I have an 8:15am blood draw but I'm sure they'll keep me waiting on the phone call! My boss is so nice and said I should leave work as soon as I can on Friday so I don't have to take the call at work and can be at home where if I need to, I can have a meltdown. Let's hope it won't come to that, but I thought it was cool he was being supportive. They know all about this process because it was getting too difficult to keep it secret, plus my boss is like a yenta and wants to know everything going on with everyone. :)
 
hahah i think i just asked the same question before reading what everyone had posted lol...sorry bout that
 
That's really awesome maverick! On the upside you can be at home when you get the call and go enjoy the rest of the day being pregnant! Your boss sounds great.
 
haha no worries...i think i'm going to stick by my original feeling and just wait till the beta. it will kill me but i don't want to be disappointed unnecessarily just in case the hpt isn't sensitive enough. :wacko:
 
Friday isnt too far away, its whatever you feel like doing. Are you feeling any symptoms??
 
Honestly not really. :( I had some AF-type cramping (very faint) the first few days after transfer, but it was not anything very noticeable. That is gone now though. The only other thing I feel is emotional. I keep fantasizing about hearing good news from the nurse and I get all teary eyed. :cry:

You guys have definitely kept me sane through this process though, it has helped so much to go through it with people who have experienced the same things.
 
Like so many on this board have said, many have no symptoms and still get their BFP. Praying you are one of them on Friday. Trust me I know about getting emotional, I have been crying at babies on tv ok...
 
Im sure some of you have read this before, I came across it on another thread and felt it was worth sharing. It made me:cry:

Thoughts on Becoming a Mother
There are women that become mothers without effort, without thought, without patience or loss and though they are good mothers and love their children, I know that I will be better.
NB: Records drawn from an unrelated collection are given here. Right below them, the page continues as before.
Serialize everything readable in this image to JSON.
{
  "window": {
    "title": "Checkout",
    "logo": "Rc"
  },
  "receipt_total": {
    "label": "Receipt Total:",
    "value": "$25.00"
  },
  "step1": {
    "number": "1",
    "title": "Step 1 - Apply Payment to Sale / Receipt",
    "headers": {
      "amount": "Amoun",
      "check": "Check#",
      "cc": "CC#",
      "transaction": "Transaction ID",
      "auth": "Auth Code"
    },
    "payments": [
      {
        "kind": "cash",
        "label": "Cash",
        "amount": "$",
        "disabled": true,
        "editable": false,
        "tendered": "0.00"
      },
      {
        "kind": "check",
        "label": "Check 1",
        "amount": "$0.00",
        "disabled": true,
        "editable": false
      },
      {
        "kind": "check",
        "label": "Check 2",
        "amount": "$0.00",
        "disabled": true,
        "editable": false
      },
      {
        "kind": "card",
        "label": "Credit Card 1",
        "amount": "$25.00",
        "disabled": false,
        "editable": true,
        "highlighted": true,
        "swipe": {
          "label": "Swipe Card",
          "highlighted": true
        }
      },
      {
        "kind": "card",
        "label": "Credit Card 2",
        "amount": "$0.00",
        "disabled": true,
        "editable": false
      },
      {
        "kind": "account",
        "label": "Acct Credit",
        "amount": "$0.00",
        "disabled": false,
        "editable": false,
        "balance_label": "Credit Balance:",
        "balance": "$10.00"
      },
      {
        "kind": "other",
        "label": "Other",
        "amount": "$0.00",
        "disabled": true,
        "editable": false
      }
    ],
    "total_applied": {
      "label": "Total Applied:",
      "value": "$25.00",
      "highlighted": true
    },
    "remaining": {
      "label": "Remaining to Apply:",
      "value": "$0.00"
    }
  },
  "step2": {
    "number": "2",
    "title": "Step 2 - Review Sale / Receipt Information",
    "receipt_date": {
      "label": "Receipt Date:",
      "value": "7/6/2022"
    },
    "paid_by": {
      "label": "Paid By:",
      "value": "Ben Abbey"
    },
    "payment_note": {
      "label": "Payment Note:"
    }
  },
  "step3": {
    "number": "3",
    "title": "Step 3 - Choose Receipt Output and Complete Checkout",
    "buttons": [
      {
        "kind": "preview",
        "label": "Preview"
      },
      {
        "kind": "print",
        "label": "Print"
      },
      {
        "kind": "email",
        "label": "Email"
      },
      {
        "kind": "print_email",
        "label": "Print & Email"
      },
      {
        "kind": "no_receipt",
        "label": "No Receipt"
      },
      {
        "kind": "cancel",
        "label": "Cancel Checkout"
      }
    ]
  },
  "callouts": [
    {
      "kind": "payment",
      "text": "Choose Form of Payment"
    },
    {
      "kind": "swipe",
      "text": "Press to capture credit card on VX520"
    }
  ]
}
I will be better not because of genetics, or money or that I have read more books,
but because I have struggled and toiled for this child.
I have longed and waited. I have cried and prayed.
I have endured and planned over and over again.
Like most things in life, the people who truly have appreciation are those who have struggled to attain their dreams.
I will notice everything about my child.
I will take time to watch my child sleep, explore and discover. I will marvel at this miracle every day for the rest of my life.
I will be happy when I wake in the middle of the night to the sound of my child, knowing that I can comfort, hold and feed him and that I am not waking to take another temperature, pop another pill, take another shot or cry tears of a broken dream. My dream will be crying for me.
I count myself lucky in this sense; that God has given me this insight, this special vision with which I will look upon my child that my friends will not see.
Whether I parent a child I actually give birth to or a child that God leads me to, I will not be careless with my love.
I will be a better mother for all that I have endured. I am a better wife, a better aunt, a better daughter, neighbor, friend and sister because I have known pain.
I know disillusionment as I have been betrayed by my own body, I have been tried by fire and hell many never face, yet given time, I stood tall.
I have prevailed.
I have succeeded.
I have won.
So now, when others hurt around me, I do not run from their pain in order to save myself discomfort. I see it, mourn it, and join them in theirs.
I listen.
And even though I cannot make it better, I can make it less lonely. I have learned the immerse power of another hand holding tight to mine, of other eyes that moisten as they learn to accept the harsh truth and when life is beyond hard. I have learned a compassion that only comes with walking in those shoes.
I have learned to appreciate life.
Yes I will be a wonderful mother.
~anonymous~
 
Stay, I am stalking this thread just waiting to hear how your u/s went! Hope everything is good.